In this appeal, the Tax Appeals Commission ruled that a termination payment of €65,000 made to an employee, following mediation with his former employer, did not qualify for exemption from income tax.

Exemption from income tax

Section 192A of the Taxes Consolidation Act 1997 (the "Act") provides for an exemption from income tax of certain payments made for infringement of an employee's rights or entitlements, or an employer's obligations, under employment legislation. The exemption applies to awards made by bodies such as the Workplace Relations Commission, the Labour Court, the Circuit Court and the High Court. It also applies to payments made pursuant to a settlement, arrived at under a mediation process provided for in the Act.

Circumstances of the termination payment

The appellant in this case submitted that the termination payment (as described in the agreement) of €65,000 amounted to compensation paid to him under an agreement reached with his employer.
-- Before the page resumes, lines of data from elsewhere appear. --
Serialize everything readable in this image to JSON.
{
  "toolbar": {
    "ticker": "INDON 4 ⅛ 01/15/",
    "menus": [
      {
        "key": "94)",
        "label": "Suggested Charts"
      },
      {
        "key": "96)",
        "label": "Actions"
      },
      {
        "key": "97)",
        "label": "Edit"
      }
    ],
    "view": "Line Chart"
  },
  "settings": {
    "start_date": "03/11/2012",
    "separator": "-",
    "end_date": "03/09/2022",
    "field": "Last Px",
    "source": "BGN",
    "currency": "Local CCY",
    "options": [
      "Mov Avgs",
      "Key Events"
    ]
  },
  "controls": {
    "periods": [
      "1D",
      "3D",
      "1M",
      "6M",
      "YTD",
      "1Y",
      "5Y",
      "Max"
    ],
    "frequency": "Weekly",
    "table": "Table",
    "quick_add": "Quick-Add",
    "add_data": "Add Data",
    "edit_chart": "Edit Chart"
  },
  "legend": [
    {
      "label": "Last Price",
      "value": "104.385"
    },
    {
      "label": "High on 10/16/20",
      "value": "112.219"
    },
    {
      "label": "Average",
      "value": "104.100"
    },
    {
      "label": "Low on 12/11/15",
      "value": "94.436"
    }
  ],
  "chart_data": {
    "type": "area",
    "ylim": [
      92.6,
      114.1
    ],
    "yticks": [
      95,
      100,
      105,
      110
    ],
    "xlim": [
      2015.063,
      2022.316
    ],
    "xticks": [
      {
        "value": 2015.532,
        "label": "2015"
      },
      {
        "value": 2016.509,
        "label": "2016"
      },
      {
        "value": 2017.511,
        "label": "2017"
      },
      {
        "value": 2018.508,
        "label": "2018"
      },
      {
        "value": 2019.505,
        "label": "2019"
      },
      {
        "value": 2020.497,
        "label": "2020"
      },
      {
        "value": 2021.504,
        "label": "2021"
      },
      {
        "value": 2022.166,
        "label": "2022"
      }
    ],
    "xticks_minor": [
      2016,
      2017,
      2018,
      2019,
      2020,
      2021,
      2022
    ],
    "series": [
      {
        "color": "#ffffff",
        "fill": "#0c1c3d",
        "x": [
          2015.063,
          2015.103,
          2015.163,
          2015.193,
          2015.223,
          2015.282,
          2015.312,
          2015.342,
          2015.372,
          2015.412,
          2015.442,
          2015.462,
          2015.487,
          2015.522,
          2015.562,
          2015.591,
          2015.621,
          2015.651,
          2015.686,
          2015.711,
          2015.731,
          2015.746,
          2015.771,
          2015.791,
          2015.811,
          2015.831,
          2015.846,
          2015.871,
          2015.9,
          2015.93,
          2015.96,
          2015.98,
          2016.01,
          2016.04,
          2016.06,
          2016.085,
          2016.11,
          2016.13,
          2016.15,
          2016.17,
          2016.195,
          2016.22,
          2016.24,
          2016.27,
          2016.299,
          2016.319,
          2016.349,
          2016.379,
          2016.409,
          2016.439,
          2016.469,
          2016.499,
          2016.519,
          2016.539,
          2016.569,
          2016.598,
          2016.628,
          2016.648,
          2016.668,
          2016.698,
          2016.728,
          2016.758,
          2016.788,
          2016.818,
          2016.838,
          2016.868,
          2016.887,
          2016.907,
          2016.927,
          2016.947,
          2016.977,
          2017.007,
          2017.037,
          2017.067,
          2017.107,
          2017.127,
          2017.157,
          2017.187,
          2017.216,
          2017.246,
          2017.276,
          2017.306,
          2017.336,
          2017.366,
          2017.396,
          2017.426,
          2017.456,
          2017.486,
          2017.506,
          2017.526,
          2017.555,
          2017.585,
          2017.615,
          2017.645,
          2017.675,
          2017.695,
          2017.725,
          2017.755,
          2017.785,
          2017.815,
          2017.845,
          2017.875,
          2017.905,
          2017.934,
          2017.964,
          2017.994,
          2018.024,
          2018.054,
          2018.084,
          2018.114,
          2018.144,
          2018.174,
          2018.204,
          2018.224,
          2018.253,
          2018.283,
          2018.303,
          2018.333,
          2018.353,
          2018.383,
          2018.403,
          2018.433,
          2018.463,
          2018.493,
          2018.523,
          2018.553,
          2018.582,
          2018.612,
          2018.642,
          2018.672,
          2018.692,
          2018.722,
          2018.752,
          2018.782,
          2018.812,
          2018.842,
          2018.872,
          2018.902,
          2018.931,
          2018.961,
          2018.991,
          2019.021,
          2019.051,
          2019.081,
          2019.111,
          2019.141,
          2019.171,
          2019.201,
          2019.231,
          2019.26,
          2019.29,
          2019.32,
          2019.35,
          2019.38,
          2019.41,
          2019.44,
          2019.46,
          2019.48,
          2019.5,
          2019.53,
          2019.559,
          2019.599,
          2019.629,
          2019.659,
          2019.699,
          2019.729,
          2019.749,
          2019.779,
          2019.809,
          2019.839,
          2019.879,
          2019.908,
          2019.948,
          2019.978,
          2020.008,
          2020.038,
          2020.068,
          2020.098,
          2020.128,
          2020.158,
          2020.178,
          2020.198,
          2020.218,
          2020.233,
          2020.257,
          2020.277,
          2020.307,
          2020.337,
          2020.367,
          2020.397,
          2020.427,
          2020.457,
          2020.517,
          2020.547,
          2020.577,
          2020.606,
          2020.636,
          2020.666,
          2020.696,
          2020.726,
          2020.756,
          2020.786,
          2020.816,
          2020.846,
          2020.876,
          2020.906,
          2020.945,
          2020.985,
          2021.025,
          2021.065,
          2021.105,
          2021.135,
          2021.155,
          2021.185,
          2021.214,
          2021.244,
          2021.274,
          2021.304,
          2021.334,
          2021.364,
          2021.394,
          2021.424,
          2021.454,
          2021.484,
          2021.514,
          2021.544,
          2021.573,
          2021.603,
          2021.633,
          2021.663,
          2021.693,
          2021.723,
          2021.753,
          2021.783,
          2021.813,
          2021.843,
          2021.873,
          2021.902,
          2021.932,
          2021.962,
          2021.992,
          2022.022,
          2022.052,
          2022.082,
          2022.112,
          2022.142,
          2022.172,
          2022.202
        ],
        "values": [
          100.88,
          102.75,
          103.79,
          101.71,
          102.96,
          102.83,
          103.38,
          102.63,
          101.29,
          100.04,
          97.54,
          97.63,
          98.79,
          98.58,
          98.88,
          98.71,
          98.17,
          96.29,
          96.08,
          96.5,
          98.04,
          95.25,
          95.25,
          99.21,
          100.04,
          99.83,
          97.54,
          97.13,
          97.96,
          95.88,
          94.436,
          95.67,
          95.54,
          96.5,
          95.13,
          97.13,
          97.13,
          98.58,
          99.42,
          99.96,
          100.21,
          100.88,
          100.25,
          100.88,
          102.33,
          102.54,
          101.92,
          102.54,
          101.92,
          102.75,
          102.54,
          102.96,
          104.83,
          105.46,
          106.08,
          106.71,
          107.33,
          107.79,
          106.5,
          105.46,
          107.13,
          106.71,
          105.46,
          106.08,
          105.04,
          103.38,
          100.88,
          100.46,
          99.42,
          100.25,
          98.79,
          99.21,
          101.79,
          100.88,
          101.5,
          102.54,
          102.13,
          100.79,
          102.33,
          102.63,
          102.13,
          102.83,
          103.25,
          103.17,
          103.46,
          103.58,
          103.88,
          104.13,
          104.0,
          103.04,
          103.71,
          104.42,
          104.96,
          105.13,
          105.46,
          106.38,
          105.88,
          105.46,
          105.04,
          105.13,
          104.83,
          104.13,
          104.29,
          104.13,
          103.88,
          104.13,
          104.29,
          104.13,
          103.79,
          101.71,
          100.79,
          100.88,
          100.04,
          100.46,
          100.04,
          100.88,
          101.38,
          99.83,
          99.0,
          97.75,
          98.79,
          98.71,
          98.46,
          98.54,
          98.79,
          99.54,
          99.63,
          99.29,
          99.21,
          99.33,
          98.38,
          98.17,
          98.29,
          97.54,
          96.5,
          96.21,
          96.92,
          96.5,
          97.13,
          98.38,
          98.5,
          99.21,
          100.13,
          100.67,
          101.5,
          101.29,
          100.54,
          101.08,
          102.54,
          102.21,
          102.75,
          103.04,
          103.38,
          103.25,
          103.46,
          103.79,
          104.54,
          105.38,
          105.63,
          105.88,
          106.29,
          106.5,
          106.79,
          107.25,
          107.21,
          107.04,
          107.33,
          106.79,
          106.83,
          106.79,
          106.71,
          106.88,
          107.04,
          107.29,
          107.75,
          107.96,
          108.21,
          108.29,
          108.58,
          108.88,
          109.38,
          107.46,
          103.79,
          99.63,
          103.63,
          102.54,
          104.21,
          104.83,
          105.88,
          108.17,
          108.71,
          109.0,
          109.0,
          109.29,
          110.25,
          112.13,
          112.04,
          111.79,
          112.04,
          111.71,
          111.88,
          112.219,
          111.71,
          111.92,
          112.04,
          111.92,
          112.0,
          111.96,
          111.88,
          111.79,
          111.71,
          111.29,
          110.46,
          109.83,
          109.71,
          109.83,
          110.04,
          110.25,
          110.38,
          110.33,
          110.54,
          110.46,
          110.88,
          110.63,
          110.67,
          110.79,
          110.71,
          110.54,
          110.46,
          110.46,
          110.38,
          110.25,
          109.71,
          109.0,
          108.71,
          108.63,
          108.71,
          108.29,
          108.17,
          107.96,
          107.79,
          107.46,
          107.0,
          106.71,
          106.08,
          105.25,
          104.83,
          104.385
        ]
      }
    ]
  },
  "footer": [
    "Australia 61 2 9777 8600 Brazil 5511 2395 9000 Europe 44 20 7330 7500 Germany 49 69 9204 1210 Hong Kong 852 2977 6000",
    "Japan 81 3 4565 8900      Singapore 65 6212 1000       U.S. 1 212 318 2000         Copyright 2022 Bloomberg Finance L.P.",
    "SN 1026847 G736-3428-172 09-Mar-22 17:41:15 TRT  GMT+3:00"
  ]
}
The agreement stemmed back to a formal bullying complaint made by the appellant, which was dismissed by an external investigator. Subsequently, the appellant sought to refer his complaint to the Labour Relations Commission. However, his solicitor recommended the use of a mediator, indicating that the dispute was "tailor-made for mediation". Mediation took place on 19 September 2013; however, during the course of the mediation, the appellant formed the view that he had no future at the company. A severance payment of €65,000 was then agreed between the parties; in addition, the company discharged the costs of the mediation in full and made a contribution of €10,000 to the appellant's legal costs.

The agreement was made conditional upon the appellant waiving all claims against the employer. Moreover, the agreement stated that the company gave no warranty "...as to the amount of tax or pay related social insurance contributions that may be chargeable by reason of the Termination Payment and other arrangements set out in this Agreement".

Revenue's Position

Revenue submitted that the payment to the appellant did not meet the statutory requirements in section 192A of the Act, and as a result, was not exempt from income tax. While Revenue acknowledged that a dispute resolution process had been engaged in, it had not been a mediation process as anticipated by or provided for in the Act (in this case, the mediation was voluntary, and agreed between the parties). Critically, Revenue argued that the payment of €65,000 to the appellant could not properly be described as an "out of court" settlement, as stipulated by section 192A of the Act. Revenue pointed to section 192(4) of the Act, which provides that in order for such a payment to qualify for an exemption, 'the matter must be advanced to the point where there is a real prospect that the matter will be presented to a court for a decision.'

In addition, Revenue also pointed to the fact that the agreement had been labelled by the parties as a 'Severance Agreement', and that such a payment could never avail of the exemption from income tax provided by the Act.

Appellant's Position

The appellant argued that the settlement was "strongly indicative of the employer accepting culpability" for the alleged bullying. He also stated that the level of contribution to his legal costs demonstrated the extent of the involvement of his lawyer. However, on its face, the agreement made no reference to the payment being one that arose from a breach of the employment rights of the employee. Moreover, the agreement contained an express term that it was entered into by the company without admission of liability.

Decision of the Appeal Commissioner

In considering the tax implications of a payment made under an agreement, the Appeal Commissioner noted that the starting point must always be the agreement itself – "the meaning of the agreement is determined from a consideration of the agreement as a whole... due regard must be given to the words chosen by the parties."

The Appeal Commissioner noted that there was no evidence that a claim was made by the appellant to a relevant authority. No complaint (in this case, to the Labour Relations Commission) had been submitted, and no statement of claim was produced. Rather, the parties had simply agreed to enter into a process of mediation.

The Appeal Commissioner concluded that the agreement was "...expressed in clear language" and that there was no "...real prospect that the matter will be presented to a court for a decision", as required by section 192(4) of the Act. In those circumstances, the Appeal Commissioner held that the settlement amount was fully taxable.

Conclusions

This case serves as an important illustration of the consequences that can flow from an employee's failure to take tax advice in relation to a settlement reached with his/her employers, where the circumstances of that settlement are such that there is obvious merit in obtaining tax advice.

While it is ultimately a matter for an employee to decide whether or not to obtain appropriate independent advice – whether tax advice and/or legal advice – employers should ensure that any settlements reached with employees contain comprehensive tax warranties in order to protect its interests in the event that the tax treatment of any payment(s) provided for under an agreement is later called into question.

This article contains a general summary of developments and is not a complete or definitive statement of the law. Specific legal advice should be obtained where appropriate.